MR: Based on the findings made by Dr. Kolevzon’s team, IGF-1 appears to be a safe treatment that offers notable improvements in core symptoms of autism, so why is it not considered an effective treatment yet? Dr. Kolevzon hopes to address that question with his current study.

AK: The fear in the field in general is we might be studying an effective medicine but we are not able to show improvement because our measures are not ideal. Either we’re not measuring the right thing, measures aren’t sensitive enough, we’re not able to really account for the placebo effect because they’re so biased. So we’ve been focusing a lot more on more objective, more quantifiable measures, trying to develop new ways of looking at symptoms.

MR: His current study is focusing on sensory reactivity symptoms. Many people with PMS and autism have sensory issues, including varying sensitivity to light and sound and atypical interests in specific textures and temperatures. In order to examine brain activity in general and during periods of sensory reactivity, his lab uses a technique called electroencephalography, or EEG. Dr. Kolevzon’s team will be examining how IGF-1 affects sensory reactivity and brain activity following IGF treatment

AK: That’s really an important symptom, it’s a symptom that’s virtually universal. All kids with Phelan-McDermid syndrome, at least all the kids that we have evaluated, have some sensory reactivity symptoms. Often, they are hyporeactive.

MR: Meaning that these kids often have a decreased response to sensory stimuli. Say a child with sensory hyporeactivity entered a room with very loud speakers. The child might not be bothered by, or let alone react to, the volume. With IGF-1 treatment, Dr. Kolevzon believes his team will be able to observe any change of those sensory reactivity symptoms over the course of the clinical trial.

AK: This is a trial that is pretty burdensome for families because the way that IGF-1 is delivered is through subcutaneous injection. So families are taught to monitor their children’s glucose levels because one of the main side effects can be low blood sugar, and they’re also taught how to inject the children twice a day with small amounts of IGF-1. It’s a very, very small needle and actually, it’s probably the element of the study that people are most concerned about when they first consider it, and it ends up in actually 19 out of 19 cases not to be a really big issue. The children, because they have the sensory hyporeactivity, aren’t especially averse to the shots and the parents become remarkably expert very, very quickly. We give them a big manual with lots of instructions. We show them exactly how big, and in this case, how tiny the needle is, but then, the very first day that they actually get the injection, I give it to them myself.

MR: Dr. Kolevzon and his team understand that they’re asking a lot from the families choosing to participate in the study. They take great strides in order to prepare and help the families throughout the recruitment and trial process.

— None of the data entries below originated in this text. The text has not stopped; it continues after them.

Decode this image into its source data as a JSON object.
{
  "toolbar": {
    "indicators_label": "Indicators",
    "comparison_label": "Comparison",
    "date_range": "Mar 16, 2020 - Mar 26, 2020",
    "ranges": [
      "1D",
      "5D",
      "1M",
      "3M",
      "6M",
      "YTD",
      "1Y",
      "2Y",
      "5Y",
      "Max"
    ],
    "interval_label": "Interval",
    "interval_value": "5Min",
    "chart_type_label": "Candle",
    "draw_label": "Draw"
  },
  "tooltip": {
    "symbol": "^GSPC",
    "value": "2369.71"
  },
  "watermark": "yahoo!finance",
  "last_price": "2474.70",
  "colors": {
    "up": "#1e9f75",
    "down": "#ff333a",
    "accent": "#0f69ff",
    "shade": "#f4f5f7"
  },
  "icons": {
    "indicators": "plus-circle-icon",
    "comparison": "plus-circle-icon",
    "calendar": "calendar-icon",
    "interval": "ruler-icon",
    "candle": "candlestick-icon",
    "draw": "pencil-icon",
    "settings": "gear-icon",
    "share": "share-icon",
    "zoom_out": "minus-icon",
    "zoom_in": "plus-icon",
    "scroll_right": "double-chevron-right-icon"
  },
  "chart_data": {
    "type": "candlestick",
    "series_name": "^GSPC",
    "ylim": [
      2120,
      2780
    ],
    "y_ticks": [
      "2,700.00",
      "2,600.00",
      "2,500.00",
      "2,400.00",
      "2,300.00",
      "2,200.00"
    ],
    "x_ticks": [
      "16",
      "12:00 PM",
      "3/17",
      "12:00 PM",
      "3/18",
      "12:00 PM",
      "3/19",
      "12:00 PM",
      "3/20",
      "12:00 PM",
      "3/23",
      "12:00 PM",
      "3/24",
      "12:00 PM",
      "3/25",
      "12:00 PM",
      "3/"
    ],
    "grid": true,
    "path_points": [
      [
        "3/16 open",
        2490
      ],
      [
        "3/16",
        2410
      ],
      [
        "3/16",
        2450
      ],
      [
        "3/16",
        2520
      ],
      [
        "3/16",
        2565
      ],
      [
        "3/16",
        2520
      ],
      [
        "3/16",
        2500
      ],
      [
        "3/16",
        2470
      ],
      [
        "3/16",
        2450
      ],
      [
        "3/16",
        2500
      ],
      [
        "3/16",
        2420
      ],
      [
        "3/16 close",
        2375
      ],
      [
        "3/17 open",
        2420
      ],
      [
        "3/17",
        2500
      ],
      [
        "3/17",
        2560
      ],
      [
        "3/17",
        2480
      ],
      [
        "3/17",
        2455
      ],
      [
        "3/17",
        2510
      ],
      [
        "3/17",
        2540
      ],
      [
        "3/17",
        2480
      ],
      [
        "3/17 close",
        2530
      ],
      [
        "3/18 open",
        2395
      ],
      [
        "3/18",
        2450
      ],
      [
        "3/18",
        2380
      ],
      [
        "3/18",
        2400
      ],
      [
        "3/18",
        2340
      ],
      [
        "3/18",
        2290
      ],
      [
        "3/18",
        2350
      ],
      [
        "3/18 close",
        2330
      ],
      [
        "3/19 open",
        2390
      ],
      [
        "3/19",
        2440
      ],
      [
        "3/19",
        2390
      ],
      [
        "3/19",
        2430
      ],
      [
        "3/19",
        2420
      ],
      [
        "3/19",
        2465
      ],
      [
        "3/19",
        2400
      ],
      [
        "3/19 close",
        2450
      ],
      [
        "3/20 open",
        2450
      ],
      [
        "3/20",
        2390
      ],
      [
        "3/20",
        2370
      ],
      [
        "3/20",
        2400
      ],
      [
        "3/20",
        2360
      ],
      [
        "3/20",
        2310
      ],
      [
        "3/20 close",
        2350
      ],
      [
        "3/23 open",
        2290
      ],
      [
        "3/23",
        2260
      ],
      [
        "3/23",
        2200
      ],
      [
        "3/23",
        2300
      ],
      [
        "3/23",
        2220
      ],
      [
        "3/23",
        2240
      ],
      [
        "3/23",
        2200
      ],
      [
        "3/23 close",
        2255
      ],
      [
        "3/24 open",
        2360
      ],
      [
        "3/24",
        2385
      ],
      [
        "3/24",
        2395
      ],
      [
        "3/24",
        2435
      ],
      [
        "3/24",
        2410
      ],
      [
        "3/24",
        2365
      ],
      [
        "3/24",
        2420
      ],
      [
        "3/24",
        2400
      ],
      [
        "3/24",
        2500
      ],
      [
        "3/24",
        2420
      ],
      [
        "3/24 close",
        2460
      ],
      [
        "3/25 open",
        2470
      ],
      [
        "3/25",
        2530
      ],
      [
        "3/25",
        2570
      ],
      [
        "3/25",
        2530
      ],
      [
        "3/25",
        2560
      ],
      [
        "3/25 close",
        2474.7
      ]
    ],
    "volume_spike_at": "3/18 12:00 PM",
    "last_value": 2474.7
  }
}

AK: For me to say things like, “Oh, this is not a big deal,” isn’t helpful. Obviously, this is a big deal, we acknowledge that on the onset, but for me to also encourage them and say, “Look, it’s going to feel scary and then you’re going to be quite good at it.” That’s one thing. I think the other thing is that they don’t feel alone in this, right? They don’t have to make decisions on their own. They don’t have to worry about dosing on their own. You know, if they see anything concerning, they don’t need to decide what to do about that. They have unfettered access to me. We exchange cell phone numbers early on and then, the other thing I say to them is, “You know, if you have any concerns at all, skip the dose. That’s it. You get to control that. If you don’t want to give your child the does for whatever reason, just skip the dose. There will not be any harm in that.” Then, we just take it from there.

MR: For those autism families that are listening, Dr. Kolevzon has a message for you.

AK: “Come participate!” I’d say that if you’re not convinced that a clinical trial is a good idea, that’s okay also. Come just to get to know us. Let us get to know you. And then, you know, we’ll figure it out. Nobody has ever required anybody to participate in a clinical trial. We definitely respect how scary it can be and how hard it can be. So it’s really all about just the fit.